Police refused to confirm reports that the second fatality might have been the shooter himself, as the 31,000-student university lifted an afternoon-long lockdown and declared there was no longer an “active threat” late on Thursday.
When asked if the gunman was at large, Virginia State Police spokesman Bob Carpentieri cryptically told reporters: “Investigators feel confident that they have located the person.”
Slain police officer Deriek Crouse, 39, a four-year veteran of Virginia Tech’s security force, was shot and killed during a noon-hour “routine traffic stop” in a parking lot near a sports facility.
“Once again, the campus and the community that we love so well have been visited by senseless violence and tragic loss,” university president Charles Steger said in a statement.
“Tragedy again struck Virginia Tech in a wanton act of violence where our police officer, Deriek Crouse, was murdered during a routine traffic stop,” he said.
The school had earlier cited witnesses as saying that the shooter fled on foot heading toward the Cage, a parking lot near Duck Pond Drive.
“At that parking lot, a second person was found. That person is also deceased,” the university said in a statement.
Carpentieri said a weapon was found close to the second victim, whom he described as a white male. He also said the gunman was not the motorist Crouse had pulled over.
Virginia Tech was the scene of the deadliest shooting incident by a single gunman in US history in April 2007, when an English major, Cho Seung-hui, 23, killed 32 people before taking his own life. Twenty-five others were wounded.
The university — criticized for what was seen as a slow response to the 2007 bloodbath — put lessons learned into practice, issuing lockdown alerts by e-mail, Web and text message shortly after gun shots were reported.

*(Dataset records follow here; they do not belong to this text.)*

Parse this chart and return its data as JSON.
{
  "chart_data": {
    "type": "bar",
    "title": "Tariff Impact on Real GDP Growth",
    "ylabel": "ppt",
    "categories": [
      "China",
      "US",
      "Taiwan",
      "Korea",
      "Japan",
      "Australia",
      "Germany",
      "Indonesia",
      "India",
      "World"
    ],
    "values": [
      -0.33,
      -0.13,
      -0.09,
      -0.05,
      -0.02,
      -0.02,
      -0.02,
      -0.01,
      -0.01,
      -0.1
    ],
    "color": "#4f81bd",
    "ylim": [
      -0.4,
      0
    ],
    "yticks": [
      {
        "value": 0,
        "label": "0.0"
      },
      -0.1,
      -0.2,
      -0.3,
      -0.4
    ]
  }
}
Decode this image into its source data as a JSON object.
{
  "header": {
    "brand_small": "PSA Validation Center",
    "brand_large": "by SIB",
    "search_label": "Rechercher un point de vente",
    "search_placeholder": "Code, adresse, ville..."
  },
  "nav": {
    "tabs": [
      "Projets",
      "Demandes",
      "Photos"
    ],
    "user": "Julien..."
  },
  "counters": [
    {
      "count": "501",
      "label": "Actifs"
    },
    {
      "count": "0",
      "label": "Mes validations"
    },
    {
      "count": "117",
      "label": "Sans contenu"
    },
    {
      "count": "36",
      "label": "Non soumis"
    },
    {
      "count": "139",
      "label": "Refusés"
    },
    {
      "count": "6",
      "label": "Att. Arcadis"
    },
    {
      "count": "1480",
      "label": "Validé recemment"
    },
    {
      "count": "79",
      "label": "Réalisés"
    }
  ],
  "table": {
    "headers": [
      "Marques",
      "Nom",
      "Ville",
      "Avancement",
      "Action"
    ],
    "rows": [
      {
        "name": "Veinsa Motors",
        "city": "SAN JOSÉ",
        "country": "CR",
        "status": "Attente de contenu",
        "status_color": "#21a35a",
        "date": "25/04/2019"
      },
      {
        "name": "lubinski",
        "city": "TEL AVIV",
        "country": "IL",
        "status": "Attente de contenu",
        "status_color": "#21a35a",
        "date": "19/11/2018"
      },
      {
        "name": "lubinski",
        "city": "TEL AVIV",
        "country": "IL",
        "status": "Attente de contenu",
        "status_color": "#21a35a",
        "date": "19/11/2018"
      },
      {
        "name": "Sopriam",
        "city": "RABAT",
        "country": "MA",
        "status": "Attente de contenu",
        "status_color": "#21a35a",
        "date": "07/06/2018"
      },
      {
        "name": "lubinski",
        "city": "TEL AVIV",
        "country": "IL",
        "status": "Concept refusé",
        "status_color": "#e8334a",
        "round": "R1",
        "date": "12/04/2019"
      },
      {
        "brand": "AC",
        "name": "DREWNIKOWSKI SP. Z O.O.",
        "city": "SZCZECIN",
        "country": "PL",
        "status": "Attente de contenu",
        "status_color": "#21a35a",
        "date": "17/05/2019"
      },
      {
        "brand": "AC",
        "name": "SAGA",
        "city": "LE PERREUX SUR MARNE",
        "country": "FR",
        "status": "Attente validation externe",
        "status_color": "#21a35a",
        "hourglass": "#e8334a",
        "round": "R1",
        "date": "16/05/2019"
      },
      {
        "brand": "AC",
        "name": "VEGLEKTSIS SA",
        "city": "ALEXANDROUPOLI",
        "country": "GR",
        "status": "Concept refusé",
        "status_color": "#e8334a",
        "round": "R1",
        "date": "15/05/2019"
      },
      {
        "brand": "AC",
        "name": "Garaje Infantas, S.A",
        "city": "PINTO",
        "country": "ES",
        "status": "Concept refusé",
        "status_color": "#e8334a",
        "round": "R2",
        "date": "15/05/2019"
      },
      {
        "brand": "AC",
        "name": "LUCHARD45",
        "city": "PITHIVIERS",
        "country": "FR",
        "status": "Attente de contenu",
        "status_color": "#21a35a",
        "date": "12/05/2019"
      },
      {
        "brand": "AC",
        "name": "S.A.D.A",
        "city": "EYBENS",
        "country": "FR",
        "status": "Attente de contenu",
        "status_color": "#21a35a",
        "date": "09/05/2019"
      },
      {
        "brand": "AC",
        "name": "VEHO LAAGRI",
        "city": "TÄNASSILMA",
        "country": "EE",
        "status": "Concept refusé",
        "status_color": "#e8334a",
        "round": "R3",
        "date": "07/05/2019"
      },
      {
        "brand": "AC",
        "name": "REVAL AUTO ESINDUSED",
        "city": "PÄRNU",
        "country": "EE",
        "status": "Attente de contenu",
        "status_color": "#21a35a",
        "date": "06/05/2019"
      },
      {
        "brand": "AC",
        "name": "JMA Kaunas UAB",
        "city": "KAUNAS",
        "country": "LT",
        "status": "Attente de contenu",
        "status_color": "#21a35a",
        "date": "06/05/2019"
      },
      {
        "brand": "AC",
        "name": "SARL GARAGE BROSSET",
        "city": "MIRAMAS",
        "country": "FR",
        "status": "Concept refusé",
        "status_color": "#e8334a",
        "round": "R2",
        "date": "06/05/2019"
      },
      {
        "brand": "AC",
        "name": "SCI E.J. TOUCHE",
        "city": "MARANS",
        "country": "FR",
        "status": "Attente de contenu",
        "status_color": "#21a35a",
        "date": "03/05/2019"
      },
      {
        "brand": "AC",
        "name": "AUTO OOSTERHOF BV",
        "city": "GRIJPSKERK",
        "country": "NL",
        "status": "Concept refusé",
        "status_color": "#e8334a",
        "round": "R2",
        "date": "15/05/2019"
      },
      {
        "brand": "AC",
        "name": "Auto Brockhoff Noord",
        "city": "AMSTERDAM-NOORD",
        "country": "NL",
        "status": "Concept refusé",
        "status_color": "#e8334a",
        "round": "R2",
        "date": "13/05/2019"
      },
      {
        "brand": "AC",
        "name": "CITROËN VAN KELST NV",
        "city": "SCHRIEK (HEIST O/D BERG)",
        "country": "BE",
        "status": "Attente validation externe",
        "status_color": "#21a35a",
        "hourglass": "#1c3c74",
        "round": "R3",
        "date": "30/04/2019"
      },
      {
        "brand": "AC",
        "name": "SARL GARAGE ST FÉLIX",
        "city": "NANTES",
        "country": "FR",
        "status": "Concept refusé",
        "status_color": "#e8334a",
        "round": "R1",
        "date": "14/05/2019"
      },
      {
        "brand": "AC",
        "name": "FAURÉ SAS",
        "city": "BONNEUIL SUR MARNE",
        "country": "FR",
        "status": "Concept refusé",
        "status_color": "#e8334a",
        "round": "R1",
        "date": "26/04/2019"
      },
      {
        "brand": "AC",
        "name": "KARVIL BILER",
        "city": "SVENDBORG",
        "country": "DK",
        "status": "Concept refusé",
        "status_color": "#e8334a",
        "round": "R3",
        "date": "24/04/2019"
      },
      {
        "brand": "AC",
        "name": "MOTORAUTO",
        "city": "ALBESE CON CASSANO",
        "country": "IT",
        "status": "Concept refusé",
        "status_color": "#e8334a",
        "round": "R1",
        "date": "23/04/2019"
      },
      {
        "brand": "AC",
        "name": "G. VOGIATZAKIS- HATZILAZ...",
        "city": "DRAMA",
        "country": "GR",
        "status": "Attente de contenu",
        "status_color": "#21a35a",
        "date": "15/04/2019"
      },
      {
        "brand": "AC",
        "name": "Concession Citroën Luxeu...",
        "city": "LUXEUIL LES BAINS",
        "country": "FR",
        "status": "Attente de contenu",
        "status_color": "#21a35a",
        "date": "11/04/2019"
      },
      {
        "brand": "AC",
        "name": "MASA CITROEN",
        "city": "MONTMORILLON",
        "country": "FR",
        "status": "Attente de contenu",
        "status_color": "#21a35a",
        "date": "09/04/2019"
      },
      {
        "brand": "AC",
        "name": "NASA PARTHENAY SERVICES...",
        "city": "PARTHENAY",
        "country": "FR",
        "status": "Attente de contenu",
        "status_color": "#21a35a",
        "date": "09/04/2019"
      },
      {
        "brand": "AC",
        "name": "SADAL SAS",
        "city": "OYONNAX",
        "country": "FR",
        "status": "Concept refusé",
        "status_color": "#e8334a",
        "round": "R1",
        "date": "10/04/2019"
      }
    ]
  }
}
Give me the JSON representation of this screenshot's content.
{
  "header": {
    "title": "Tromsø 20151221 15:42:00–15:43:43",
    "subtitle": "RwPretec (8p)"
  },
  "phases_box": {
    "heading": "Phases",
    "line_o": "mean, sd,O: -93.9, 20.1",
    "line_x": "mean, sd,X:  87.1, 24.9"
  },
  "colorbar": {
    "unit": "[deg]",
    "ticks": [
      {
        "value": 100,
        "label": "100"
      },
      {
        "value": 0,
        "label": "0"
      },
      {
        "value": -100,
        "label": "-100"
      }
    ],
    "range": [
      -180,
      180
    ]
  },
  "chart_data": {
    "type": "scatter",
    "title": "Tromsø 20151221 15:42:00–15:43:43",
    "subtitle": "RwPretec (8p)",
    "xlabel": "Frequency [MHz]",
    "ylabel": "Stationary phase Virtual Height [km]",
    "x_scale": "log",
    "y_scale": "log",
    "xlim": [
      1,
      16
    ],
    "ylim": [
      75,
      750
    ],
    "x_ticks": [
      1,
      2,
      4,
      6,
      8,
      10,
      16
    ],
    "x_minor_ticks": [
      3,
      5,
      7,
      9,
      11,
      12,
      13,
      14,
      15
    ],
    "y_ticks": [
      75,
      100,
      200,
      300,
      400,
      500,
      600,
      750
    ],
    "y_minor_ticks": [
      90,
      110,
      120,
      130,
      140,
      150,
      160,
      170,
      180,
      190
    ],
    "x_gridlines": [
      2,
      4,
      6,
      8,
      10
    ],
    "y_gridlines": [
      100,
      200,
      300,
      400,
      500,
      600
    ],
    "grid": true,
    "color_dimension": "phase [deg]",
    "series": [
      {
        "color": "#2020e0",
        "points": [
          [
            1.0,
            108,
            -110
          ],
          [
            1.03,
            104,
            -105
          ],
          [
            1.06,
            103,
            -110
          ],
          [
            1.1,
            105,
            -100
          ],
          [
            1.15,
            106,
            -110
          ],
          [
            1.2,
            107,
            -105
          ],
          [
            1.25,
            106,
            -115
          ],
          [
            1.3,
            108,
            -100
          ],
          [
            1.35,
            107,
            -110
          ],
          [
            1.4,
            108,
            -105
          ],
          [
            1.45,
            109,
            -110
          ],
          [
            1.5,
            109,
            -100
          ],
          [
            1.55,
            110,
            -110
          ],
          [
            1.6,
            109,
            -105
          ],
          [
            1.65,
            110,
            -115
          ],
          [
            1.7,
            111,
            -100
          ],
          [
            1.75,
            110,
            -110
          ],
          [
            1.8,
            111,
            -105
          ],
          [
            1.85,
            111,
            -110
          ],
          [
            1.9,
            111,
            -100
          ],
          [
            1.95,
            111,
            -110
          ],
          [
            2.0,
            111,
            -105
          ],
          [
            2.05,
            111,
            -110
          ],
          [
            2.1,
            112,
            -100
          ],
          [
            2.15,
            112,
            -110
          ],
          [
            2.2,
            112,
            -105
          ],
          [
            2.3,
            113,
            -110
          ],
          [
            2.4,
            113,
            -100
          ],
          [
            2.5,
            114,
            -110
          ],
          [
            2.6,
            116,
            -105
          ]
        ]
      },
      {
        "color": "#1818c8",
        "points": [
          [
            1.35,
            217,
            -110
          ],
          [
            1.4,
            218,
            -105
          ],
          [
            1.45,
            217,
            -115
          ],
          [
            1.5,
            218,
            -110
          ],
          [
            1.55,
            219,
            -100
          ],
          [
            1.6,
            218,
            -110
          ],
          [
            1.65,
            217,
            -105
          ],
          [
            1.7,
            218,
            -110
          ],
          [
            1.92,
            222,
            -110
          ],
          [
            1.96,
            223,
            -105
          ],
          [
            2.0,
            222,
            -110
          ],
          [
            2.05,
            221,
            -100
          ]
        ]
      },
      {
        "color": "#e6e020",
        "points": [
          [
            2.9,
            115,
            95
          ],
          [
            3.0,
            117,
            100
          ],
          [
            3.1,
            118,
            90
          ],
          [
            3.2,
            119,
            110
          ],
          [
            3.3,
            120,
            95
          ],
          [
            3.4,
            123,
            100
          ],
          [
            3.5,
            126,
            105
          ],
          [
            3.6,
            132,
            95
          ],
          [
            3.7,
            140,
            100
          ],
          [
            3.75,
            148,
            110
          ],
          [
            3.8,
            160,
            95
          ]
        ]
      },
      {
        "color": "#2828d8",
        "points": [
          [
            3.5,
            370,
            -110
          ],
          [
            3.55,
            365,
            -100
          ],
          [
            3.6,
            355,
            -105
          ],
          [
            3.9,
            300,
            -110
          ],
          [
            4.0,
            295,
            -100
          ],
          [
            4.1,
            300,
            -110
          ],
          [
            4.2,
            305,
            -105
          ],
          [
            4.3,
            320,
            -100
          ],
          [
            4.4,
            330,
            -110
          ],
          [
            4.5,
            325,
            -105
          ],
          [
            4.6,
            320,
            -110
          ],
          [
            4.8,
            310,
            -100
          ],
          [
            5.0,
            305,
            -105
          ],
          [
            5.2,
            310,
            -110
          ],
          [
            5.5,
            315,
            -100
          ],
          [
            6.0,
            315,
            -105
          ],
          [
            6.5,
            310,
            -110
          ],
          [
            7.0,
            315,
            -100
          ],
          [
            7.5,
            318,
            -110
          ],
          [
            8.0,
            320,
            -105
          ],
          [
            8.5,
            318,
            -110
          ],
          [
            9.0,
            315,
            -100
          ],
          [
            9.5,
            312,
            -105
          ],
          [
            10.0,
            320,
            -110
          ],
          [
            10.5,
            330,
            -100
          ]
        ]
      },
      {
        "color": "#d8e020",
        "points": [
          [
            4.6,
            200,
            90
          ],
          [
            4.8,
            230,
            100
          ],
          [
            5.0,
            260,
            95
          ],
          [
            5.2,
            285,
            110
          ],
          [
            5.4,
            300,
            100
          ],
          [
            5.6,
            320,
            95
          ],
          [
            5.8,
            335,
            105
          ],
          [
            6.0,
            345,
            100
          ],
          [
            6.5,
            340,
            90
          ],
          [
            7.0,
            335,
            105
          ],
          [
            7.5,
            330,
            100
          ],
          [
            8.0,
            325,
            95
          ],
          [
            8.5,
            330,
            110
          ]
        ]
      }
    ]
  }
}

Ironically, Virginia Tech officials — including the campus police chief — were in Washington on Thursday to appeal a US$55,000 fine for failing to promptly issue an e-mail alert after Cho shot his first two victims in a dormitory.
Thursday was a study day on the eve of final exams for the fall term, which have been pushed back a day until today. Faculty have been asked to “make accommodations where appropriate.”
One unidentified student, fighting back tears, told local WDBJ television she witnessed the fatally wounded police officer fall out of his unmarked vehicle when colleagues opened its door.
“He just fell out towards the ground, and then they immediately started reviving him, and then two cops took off with some sort of automatic weapons, I guess, running in the opposite direction after the gunman,” she said.
“I guess the officer didn’t make it because they just covered him with a sheet,” she said.
The gunman was described as a white male in a maroon hooded sweatshirt and gray sweatpants. Maroon is the school’s official color.
Police with handguns drawn and assault rifles at the ready swarmed across the campus as students and staff took refuge for four hours in their dormitories, offices and a leisure center.
Virginia Tech employee Brian Walls told CNN he initially heard 10 to 15 different sirens wail and then went outdoors, where he found a large group of police officers.